Za cicho o tych Hawks – czy tutaj chowa się czarny koń Playoffów?

Za cicho o tych Hawks – czy tutaj chowa się czarny koń Playoffów?

Za cicho o tych Hawks – czy tutaj chowa się czarny koń Playoffów?
Photo by Kevin C. Cox/Getty Images

Atlanta Hawks dostają od nas za mało miłości, jak na zespół, który przed samym końcem sezonu bije się jeszcze o miejsce w top4 konferencji wschodniej. Tymczasem pojawiły się doniesienia od jednego z bukmacherów w Colorado, że w tym tygodniu odnotowano wpłatę 20 tysięcy dolarów postawionych na to, że to Atlanta Hawks zostaną mistrzami NBA, przy kursie 100/1 (na nasze jest to kurs 101.00). Ten sam wpłacający obstawił taką samą kwotę na to, że Hawks wygrają konferencję wschodnią – tutaj przy kursie 40/1 (na nasze 41.00). Oznacza to, że jeśli Hawks zaszokują cały świat i jakimś zrządzeniem losu zdobędą tytuł, co automatycznie wypełni warunki obu zakładów, tajemniczy wpłacający zarobi około 2,6 miliona dolarów. Podobne zakłady można obstawiać u naszych polskich bukmacherów – choć są pewnie lepsze sposoby na wydanie wolnych kilkudziesięciu tysięcy. Bukmacherka to dobra zabawa, nie inwestujcie w to oszczędności.
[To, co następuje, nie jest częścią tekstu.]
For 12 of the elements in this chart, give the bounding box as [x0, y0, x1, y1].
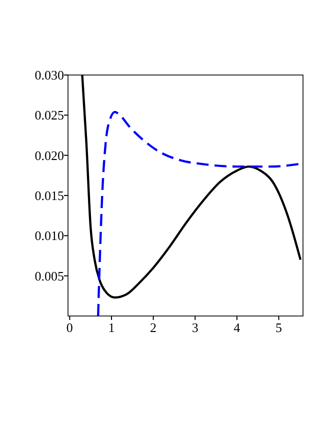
y-tick-label: 0.020 [34, 148, 64, 163]
y-tick-label: 0.015 [34, 188, 64, 204]
x-tick-label: 0 [66, 320, 73, 335]
x-tick-label: 2 [150, 320, 157, 335]
x-tick-label: 3 [192, 320, 198, 335]
y-tick-label: 0.005 [34, 268, 64, 284]
y-tick-label: 0.030 [34, 68, 64, 83]
y-tick-label: 0.025 [34, 108, 64, 123]
x-tick-label: 4 [234, 320, 241, 335]
y-tick-label: 0.010 [34, 228, 64, 244]
x-tick-label: 1 [108, 320, 115, 335]
x-tick-label: 5 [275, 320, 282, 335]
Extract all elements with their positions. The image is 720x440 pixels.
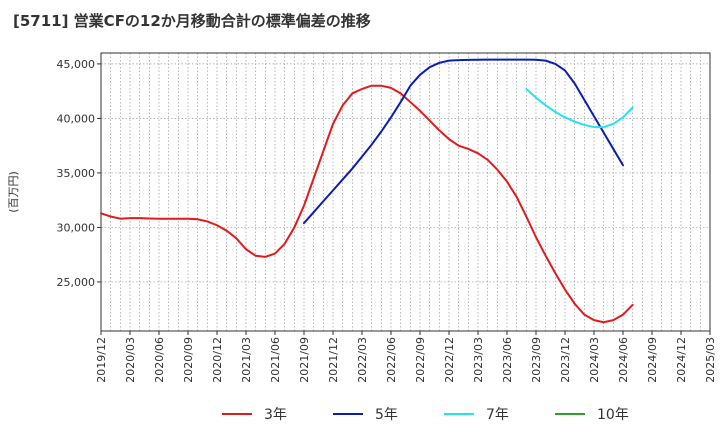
series-layer <box>100 58 634 324</box>
series-line-7年 <box>525 87 634 129</box>
x-tick-label: 2020/09 <box>182 337 195 383</box>
x-tick-label: 2024/12 <box>675 337 688 383</box>
x-tick-label: 2025/03 <box>704 337 717 383</box>
chart-title: [5711] 営業CFの12か月移動合計の標準偏差の推移 <box>13 12 371 30</box>
legend-layer: 3年 5年 7年 10年 <box>222 407 629 423</box>
x-tick-label: 2022/06 <box>385 337 398 383</box>
axes-layer <box>100 52 711 332</box>
x-tick-label: 2021/12 <box>327 337 340 383</box>
y-tick-label: 25,000 <box>57 276 96 289</box>
x-tick-label: 2023/03 <box>472 337 485 383</box>
grid-layer <box>101 53 710 331</box>
x-tick-label: 2020/03 <box>124 337 137 383</box>
series-line-3年 <box>100 84 634 324</box>
legend-label: 10年 <box>597 407 629 423</box>
x-tick-label: 2022/03 <box>356 337 369 383</box>
x-tick-label: 2023/09 <box>530 337 543 383</box>
y-axis-label: (百万円) <box>7 171 20 213</box>
ticks-layer: 25,000 30,000 35,000 40,000 45,000 2019/12 202… <box>7 58 717 383</box>
x-tick-label: 2021/09 <box>298 337 311 383</box>
plot-frame <box>100 52 711 332</box>
x-tick-label: 2020/06 <box>153 337 166 383</box>
legend-label: 7年 <box>486 407 509 423</box>
x-tick-label: 2024/06 <box>617 337 630 383</box>
y-tick-label: 30,000 <box>57 221 96 234</box>
y-tick-label: 40,000 <box>57 112 96 125</box>
legend-label: 3年 <box>264 407 287 423</box>
x-tick-label: 2021/03 <box>240 337 253 383</box>
y-tick-label: 35,000 <box>57 167 96 180</box>
series-line-5年 <box>303 58 624 225</box>
x-tick-label: 2021/06 <box>269 337 282 383</box>
x-tick-label: 2023/12 <box>559 337 572 383</box>
x-tick-label: 2024/03 <box>588 337 601 383</box>
x-tick-label: 2020/12 <box>211 337 224 383</box>
y-tick-label: 45,000 <box>57 58 96 71</box>
x-tick-label: 2019/12 <box>95 337 108 383</box>
x-tick-label: 2023/06 <box>501 337 514 383</box>
x-tick-label: 2022/09 <box>414 337 427 383</box>
x-tick-label: 2022/12 <box>443 337 456 383</box>
legend-label: 5年 <box>375 407 398 423</box>
x-tick-label: 2024/09 <box>646 337 659 383</box>
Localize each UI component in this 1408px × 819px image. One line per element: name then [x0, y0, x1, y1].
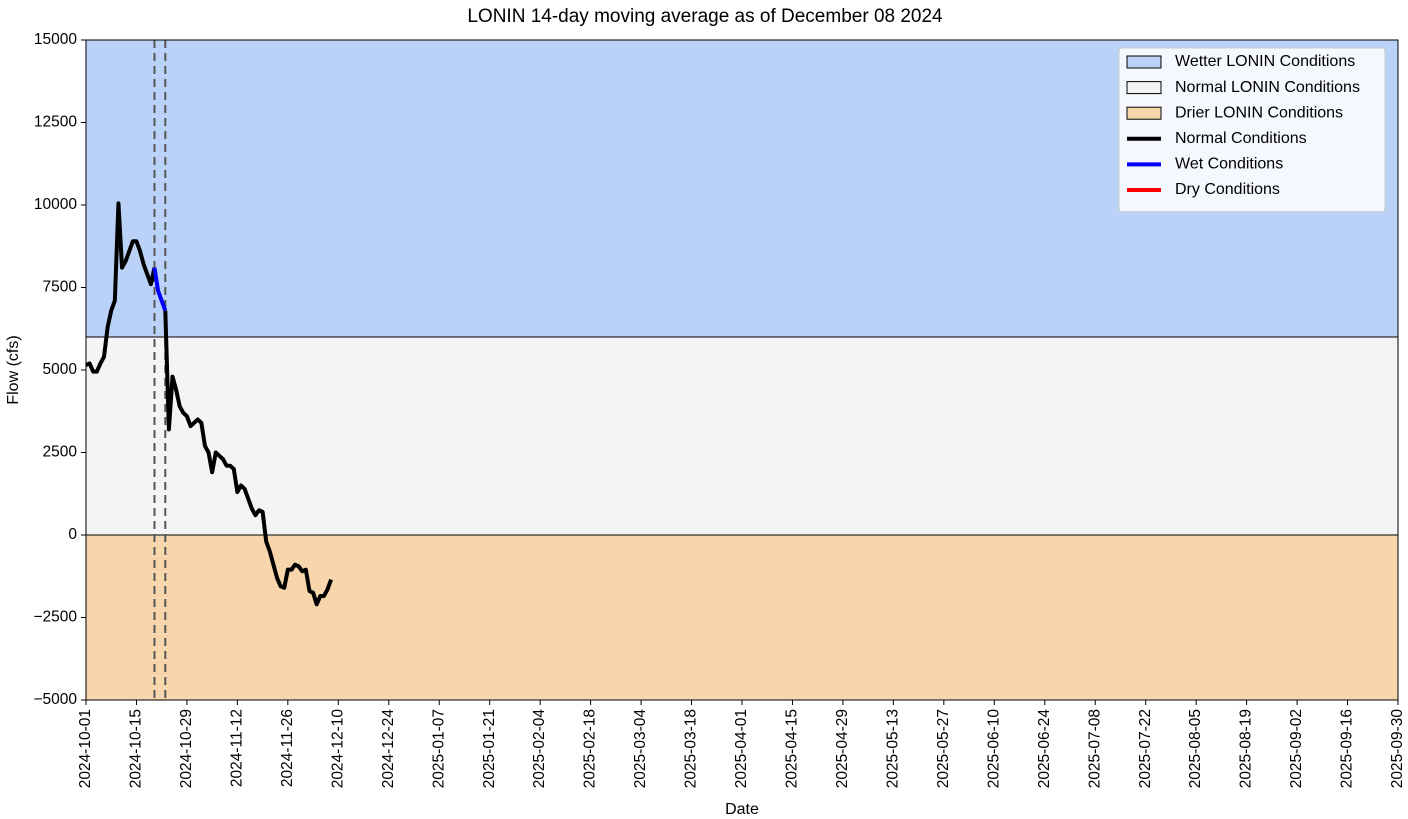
x-tick-label: 2025-04-15 [784, 709, 801, 788]
y-tick-label: 7500 [43, 279, 78, 296]
x-tick-label: 2025-06-10 [985, 709, 1002, 789]
x-tick-label: 2025-01-21 [481, 709, 498, 788]
x-tick-label: 2025-02-18 [582, 709, 599, 788]
x-tick-label: 2025-01-07 [430, 709, 447, 788]
x-tick-label: 2025-04-29 [834, 709, 851, 788]
x-tick-label: 2025-02-04 [531, 709, 548, 789]
x-tick-label: 2025-05-27 [935, 709, 952, 788]
band [86, 337, 1398, 535]
x-tick-label: 2024-11-26 [279, 709, 296, 787]
legend-label: Wetter LONIN Conditions [1175, 53, 1355, 70]
y-axis-label: Flow (cfs) [5, 335, 22, 404]
legend-label: Normal LONIN Conditions [1175, 79, 1360, 96]
y-tick-label: 0 [68, 526, 77, 543]
legend-label: Drier LONIN Conditions [1175, 104, 1343, 121]
x-tick-label: 2024-12-24 [380, 709, 397, 789]
x-tick-label: 2025-08-05 [1187, 709, 1204, 788]
y-tick-label: −5000 [33, 691, 77, 708]
x-tick-label: 2024-10-01 [77, 709, 94, 788]
y-tick-label: 15000 [34, 31, 77, 48]
x-tick-label: 2025-08-19 [1238, 709, 1255, 788]
x-tick-label: 2024-11-12 [228, 709, 245, 787]
x-tick-label: 2025-09-16 [1339, 709, 1356, 788]
x-tick-label: 2025-09-02 [1288, 709, 1305, 788]
x-tick-label: 2025-06-24 [1036, 709, 1053, 789]
y-tick-label: 2500 [43, 444, 78, 461]
legend-swatch [1126, 106, 1162, 120]
x-tick-label: 2024-10-15 [128, 709, 145, 788]
y-tick-label: 10000 [34, 196, 77, 213]
legend: Wetter LONIN Conditions Normal LONIN Cond… [1118, 47, 1386, 213]
chart-title: LONIN 14-day moving average as of Decemb… [467, 6, 943, 27]
x-tick-label: 2024-12-10 [329, 709, 346, 789]
x-tick-label: 2025-05-13 [884, 709, 901, 788]
x-tick-label: 2025-07-22 [1137, 709, 1154, 788]
legend-box [1118, 47, 1386, 213]
x-axis-label: Date [725, 801, 759, 818]
line-series [152, 267, 168, 312]
x-tick-label: 2025-03-18 [683, 709, 700, 788]
y-tick-label: −2500 [33, 609, 77, 626]
legend-label: Dry Conditions [1175, 181, 1280, 198]
y-tick-label: 5000 [43, 361, 78, 378]
legend-label: Normal Conditions [1175, 130, 1307, 147]
x-tick-label: 2025-04-01 [733, 709, 750, 788]
legend-label: Wet Conditions [1175, 156, 1283, 173]
band [86, 535, 1398, 700]
x-tick-label: 2024-10-29 [178, 709, 195, 788]
legend-swatch [1126, 55, 1162, 69]
x-tick-label: 2025-03-04 [632, 709, 649, 789]
y-tick-label: 12500 [34, 114, 77, 131]
x-tick-label: 2025-07-08 [1086, 709, 1103, 788]
line-series [85, 201, 333, 607]
x-tick-label: 2025-09-30 [1389, 709, 1406, 789]
legend-swatch [1126, 81, 1162, 95]
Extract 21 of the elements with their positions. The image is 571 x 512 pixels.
Ale po co właściwie o tym wspominam? Żeby zwrócić uwagę na to, że ktoś wierzy w Atlantę Hawks? Po części też. Trzeba zauważyć, że według kilku doniesień, to tylko jedna – najbardziej spektakularna – z większej ilości wysokich wpłat na Hawks w ostatnim czasie. Kurs na zwycięstwo Hawks przez dwa tygodnie spadł z 200/1 (201.00) do 50/1 (51.00). To wymiernie pokazuje, jak bardzo Hawks poszli w górę – w lutym zanotowali bilans 4-11, a od początku marca wygrali aż 23 z 34 rozegranych spotkań. Po zmianie trenera Hawks tylko nabierają pędu, wygrywając w międzyczasie z naprawdę dobrymi zespołami, jak ostatnio z Phoenix Suns. Grający w praktycznie pełnym składzie Suns (zabrakło Crowdera i Nadera) dali się ograć aż 103:135.

„Mają masę zawodników, którzy mogą trafiać dla nich rzuty – nie tylko za trzy. Bogdanovic i Young to dwóch gości, którzy potrafią się dostać do pomalowanego i wykreować sobie rzut po koźle. Capela jest dla nich bardzo ważny – gwarantuje walkę o zbiórki ofensywne i dodatkowe posiadania. Jego umiejętności defensywne pokrywają wiele błędów, które duet obwodowy może popełniać. Gallinari to wszechstronny punktujący. Mają głęboki skład. Wyglądają jak typowy zespół playoffowy – jakby wchodzili właśnie w playoffową formę. Nie sądzę, żeby wiele zespołów chciało na nich trafić, jeśli dalej będą trafiać na takiej skuteczności.”

– Monty Williams, trener Suns

Porażka z Pacers w ostatnim meczu może być rozpatrywana jako wypadek przy pracy. Cztery mecze, które zostały Atlancie do rozegrania, to dwa starcia z rozpędzonymi, walczącymi o Play-In Wizards, jedno z Magic i jedno z Rockets. Wygranie trzech z tych spotkań jest jak najbardziej w zasięgu, a to daje im dobrą pozycję w wyścigu o czwarte miejsce. Obecnie na czwartej pozycji, z połowa meczu przewagi nad Hawks, plasują się Knicks, którzy zagrają z Clippers, Lakers, Spurs, Hornets i Celtics.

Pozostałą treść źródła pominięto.